This work addresses the high latency and low reliability in low Earth orbit (LEO) satellite networks caused by highly dynamic inter-satellite links and intermittent visibility of ground gateways. To tackle these challenges, the authors propose an opportunistic routing scheme orchestrated by a geostationary Earth orbit (GEO)-based software-defined networking (SDN) controller. The approach uniquely integrates residual reinforcement learning into a constrained stochastic optimization framework, enabling dynamic decisions to forward packets to any currently available gateway—thereby overcoming the limitations of conventional routing strategies that rely on fixed destinations. Extensive simulations across multi-day orbital scenarios demonstrate that the proposed method significantly outperforms classical scheduling policies such as backpressure algorithms, achieving substantial reductions in end-to-end delay and improved queue-length management.

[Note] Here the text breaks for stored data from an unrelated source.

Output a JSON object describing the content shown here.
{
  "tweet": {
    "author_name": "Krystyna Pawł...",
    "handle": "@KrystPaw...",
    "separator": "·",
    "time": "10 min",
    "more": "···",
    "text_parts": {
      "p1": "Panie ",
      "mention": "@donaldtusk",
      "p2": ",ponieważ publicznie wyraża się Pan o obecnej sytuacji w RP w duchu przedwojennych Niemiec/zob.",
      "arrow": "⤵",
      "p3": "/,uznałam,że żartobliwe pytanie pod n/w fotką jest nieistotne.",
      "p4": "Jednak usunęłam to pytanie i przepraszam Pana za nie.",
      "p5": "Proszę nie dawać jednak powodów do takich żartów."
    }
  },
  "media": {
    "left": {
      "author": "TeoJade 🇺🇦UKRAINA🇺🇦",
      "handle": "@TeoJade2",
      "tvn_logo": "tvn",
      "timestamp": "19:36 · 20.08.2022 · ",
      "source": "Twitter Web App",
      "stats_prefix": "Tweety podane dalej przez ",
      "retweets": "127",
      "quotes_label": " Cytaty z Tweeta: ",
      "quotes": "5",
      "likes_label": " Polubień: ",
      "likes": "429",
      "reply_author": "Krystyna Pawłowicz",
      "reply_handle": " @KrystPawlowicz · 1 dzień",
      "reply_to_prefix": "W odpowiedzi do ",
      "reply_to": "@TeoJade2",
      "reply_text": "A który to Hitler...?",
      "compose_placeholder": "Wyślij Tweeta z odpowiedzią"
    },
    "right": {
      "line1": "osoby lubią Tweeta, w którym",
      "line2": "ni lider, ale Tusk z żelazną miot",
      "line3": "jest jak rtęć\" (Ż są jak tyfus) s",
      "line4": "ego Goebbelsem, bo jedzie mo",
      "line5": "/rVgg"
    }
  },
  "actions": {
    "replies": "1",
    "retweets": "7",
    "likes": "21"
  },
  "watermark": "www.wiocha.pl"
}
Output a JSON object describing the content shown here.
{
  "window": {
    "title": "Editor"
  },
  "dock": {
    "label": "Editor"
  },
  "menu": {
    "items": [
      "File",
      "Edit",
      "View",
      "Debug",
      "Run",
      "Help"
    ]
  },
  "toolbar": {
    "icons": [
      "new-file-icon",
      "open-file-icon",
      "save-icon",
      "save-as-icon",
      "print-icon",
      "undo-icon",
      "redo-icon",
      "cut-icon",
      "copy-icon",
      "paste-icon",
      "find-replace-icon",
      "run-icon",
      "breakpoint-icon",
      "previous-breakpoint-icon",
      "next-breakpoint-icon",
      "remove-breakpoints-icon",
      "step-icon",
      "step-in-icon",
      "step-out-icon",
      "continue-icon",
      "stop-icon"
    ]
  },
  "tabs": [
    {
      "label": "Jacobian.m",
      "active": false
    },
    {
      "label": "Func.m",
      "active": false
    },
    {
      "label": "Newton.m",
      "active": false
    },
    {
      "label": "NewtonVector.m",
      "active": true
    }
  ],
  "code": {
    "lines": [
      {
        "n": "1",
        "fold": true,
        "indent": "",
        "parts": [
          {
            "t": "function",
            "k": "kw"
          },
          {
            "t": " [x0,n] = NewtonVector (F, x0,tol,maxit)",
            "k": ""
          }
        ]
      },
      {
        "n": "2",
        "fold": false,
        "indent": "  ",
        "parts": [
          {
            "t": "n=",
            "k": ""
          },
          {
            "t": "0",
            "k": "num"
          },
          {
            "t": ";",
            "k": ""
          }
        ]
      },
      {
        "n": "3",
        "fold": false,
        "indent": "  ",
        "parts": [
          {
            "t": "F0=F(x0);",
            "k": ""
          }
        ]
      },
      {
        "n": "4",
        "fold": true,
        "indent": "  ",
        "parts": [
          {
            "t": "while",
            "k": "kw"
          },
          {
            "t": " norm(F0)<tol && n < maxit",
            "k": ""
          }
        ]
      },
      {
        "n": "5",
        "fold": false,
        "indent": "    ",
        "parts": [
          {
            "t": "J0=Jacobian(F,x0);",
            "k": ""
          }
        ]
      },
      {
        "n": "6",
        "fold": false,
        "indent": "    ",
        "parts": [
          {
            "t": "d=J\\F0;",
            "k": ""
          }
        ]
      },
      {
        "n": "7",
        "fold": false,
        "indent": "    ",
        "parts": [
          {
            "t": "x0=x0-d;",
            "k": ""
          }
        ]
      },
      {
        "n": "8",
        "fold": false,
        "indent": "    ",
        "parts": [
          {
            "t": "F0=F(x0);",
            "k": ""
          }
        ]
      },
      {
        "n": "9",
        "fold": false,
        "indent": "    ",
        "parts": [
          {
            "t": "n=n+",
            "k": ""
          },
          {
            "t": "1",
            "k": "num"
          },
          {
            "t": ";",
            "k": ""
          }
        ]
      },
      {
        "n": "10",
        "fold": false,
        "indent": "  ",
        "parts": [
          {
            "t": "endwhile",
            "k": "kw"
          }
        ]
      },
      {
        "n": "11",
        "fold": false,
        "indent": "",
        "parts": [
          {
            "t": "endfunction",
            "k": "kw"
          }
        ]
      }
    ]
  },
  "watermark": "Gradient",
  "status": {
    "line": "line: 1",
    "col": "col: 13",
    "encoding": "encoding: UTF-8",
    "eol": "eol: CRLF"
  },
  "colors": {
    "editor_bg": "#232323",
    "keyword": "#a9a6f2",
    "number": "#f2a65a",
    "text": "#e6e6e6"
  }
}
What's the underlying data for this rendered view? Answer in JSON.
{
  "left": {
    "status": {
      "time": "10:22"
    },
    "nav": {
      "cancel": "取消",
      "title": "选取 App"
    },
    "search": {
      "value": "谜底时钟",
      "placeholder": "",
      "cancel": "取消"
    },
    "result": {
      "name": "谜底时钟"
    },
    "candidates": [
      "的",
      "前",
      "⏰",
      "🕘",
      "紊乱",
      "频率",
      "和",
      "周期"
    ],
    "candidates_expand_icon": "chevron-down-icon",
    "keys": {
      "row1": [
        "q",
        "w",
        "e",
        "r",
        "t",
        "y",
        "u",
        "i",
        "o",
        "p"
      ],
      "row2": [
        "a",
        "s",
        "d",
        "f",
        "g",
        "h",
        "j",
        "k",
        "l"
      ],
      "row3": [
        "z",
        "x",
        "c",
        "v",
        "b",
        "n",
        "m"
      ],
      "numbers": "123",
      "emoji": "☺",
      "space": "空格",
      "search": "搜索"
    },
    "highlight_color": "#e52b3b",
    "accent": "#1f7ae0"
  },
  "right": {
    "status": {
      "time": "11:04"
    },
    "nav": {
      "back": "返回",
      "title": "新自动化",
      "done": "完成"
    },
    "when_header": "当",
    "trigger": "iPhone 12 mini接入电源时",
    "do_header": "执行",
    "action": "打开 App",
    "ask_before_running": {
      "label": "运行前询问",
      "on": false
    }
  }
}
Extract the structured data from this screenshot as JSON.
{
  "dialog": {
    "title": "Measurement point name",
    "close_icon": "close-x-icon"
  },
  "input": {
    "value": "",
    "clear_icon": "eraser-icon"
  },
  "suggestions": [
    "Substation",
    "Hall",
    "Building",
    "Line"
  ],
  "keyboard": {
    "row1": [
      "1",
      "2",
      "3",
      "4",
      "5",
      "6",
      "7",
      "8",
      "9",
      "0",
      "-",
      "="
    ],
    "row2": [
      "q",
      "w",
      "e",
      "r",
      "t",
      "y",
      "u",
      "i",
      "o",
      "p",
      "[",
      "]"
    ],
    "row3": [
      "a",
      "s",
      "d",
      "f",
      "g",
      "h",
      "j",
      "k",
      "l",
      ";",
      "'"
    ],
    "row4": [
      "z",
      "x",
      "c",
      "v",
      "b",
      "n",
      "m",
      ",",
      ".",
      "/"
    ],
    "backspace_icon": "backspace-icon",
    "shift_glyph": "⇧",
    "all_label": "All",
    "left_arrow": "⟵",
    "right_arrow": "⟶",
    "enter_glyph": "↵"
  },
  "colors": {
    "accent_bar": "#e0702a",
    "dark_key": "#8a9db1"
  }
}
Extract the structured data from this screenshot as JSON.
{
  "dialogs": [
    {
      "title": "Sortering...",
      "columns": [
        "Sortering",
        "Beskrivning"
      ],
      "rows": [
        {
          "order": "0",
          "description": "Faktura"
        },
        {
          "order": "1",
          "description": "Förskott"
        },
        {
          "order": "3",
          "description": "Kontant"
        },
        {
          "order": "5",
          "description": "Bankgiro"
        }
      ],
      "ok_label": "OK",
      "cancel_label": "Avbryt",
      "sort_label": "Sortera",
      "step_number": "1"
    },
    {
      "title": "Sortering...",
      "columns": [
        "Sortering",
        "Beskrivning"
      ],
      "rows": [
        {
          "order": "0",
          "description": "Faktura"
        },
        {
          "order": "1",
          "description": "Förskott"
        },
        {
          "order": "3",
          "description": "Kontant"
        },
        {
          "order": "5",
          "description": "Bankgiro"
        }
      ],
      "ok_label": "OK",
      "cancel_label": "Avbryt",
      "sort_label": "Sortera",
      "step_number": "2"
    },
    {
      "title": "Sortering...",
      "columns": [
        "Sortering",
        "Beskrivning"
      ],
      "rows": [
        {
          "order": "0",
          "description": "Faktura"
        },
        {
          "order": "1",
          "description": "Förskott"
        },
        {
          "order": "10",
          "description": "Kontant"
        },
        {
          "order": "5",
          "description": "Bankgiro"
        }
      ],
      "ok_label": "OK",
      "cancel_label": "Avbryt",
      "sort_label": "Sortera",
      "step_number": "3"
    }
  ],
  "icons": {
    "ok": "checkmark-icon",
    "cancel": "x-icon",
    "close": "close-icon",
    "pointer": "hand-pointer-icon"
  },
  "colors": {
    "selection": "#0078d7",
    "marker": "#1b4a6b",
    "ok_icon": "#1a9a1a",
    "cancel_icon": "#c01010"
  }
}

The proliferation of large-scale low Earth orbit (LEO) satellite constellations is driving the need for intelligent routing strategies that can effectively deliver data to terrestrial networks under rapidly time-varying topologies and intermittent gateway visibility. Leveraging the global control capabilities of a geostationary (GEO)-resident software-defined networking (SDN) controller, we introduce opportunistic routing, which aims to minimize delivery delay by forwarding packets to any currently available ground gateways rather than fixed destinations. This makes it a promising approach for achieving low-latency and robust data delivery in highly dynamic LEO networks. Specifically, we formulate a constrained stochastic optimization problem and employ a residual reinforcement learning framework to optimize opportunistic routing for reducing transmission delay. Simulation results over multiple days of orbital data demonstrate that our method achieves significant improvements in queue length reduction compared to classical backpressure and other well-known queueing algorithms.